Job: Postdoc position in Quantitative Evolutionary Genetics and Ecoinformatics

Department: DPB – Plant Biology

Salary: TBD

Location: Stanford, CA

We aim to recruit a highly motivated and creative person with strong training in quantitative or population genetics / evolutionary biology / bioinformatics / computer science.

We seek to understand the impacts of climate change on the genetic diversity and evolutionary potential of plant species. Specifically, we strive to experimentally understand the mode and tempo of genetic adaptation to climate, find genetic loci involved in past adaptations and model evolving populations using population genetic theory and computational approaches. Possible projects include the analysis of next generation sequencing data to track evolution of experimental populations subject to different climates (GrENE-net.org), the development of new predictive evolutionary rescue models in population genetics, or modeling satellite imagery and public biodiversity databases using deep neural networks (see www.moisesexpositoalonso.org/research). This position involves conducting research independently, working with large genomic and biodiversity datasets, being involved in collaborative projects, preparing publications, and presenting research in scientific meetings. We prefer candidates interested in strengthening connections between molecular ecological genetics and computational biology, who will be active members of the research community at the Carnegie Plant Biology and Global Ecology departments, and the Stanford Biology, Genetics and Earth Systems departments.

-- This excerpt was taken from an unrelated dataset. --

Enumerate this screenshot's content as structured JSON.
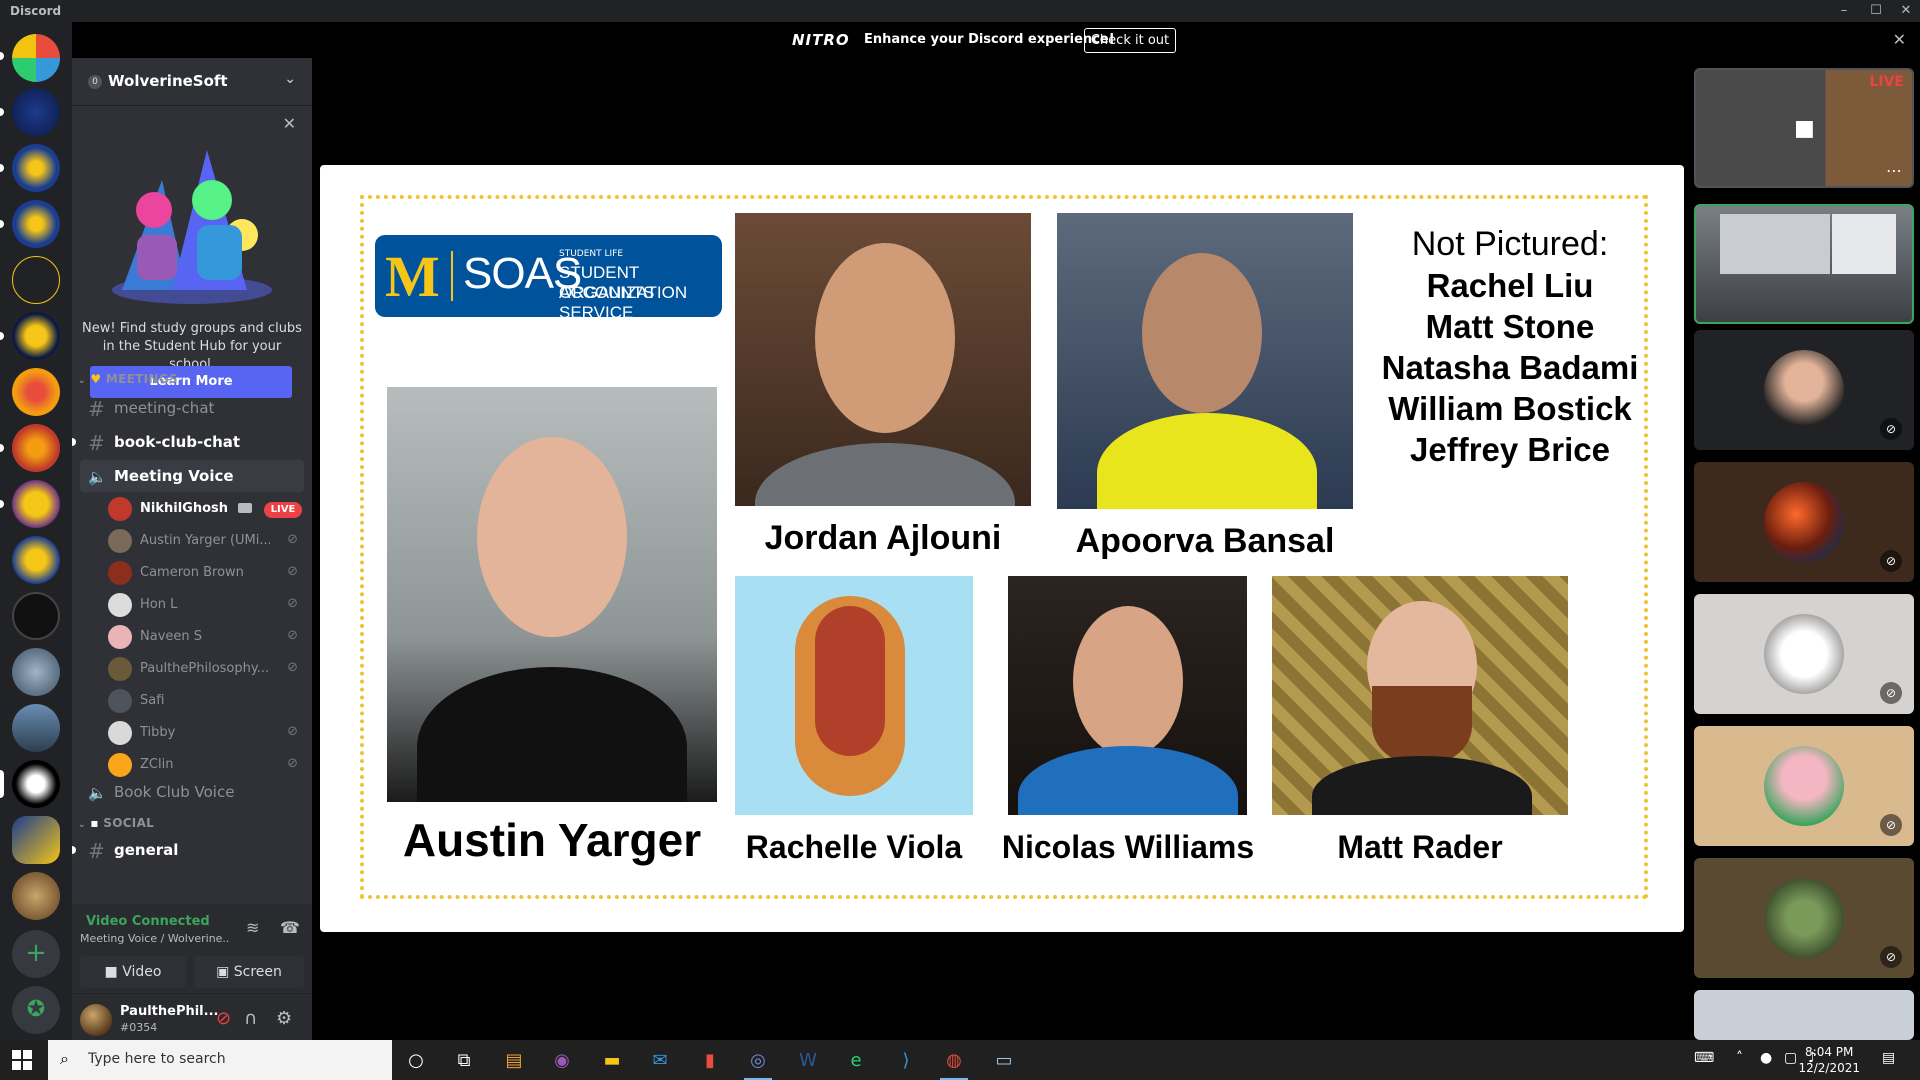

This is a full-time position with competitive salary and benefits. The lab is located at the Carnegie Institution on Stanford campus. Carnegie Postdocs have access to Stanford facilities. Stanford campus is a vibrant community embedded in the San Francisco Bay area, with opportunities for extensive social and scientific interactions. The initial position will be for one year with potential renewal of up to three years depending on performance.

Required qualifications for this position are a doctoral degree in population genetics, evolutionary biology, ecology, bioinformatics, computer sciences, or statistics, fluency in a major programming language, a track record of research productivity and independence, and willingness to work closely with collaborators and lab members.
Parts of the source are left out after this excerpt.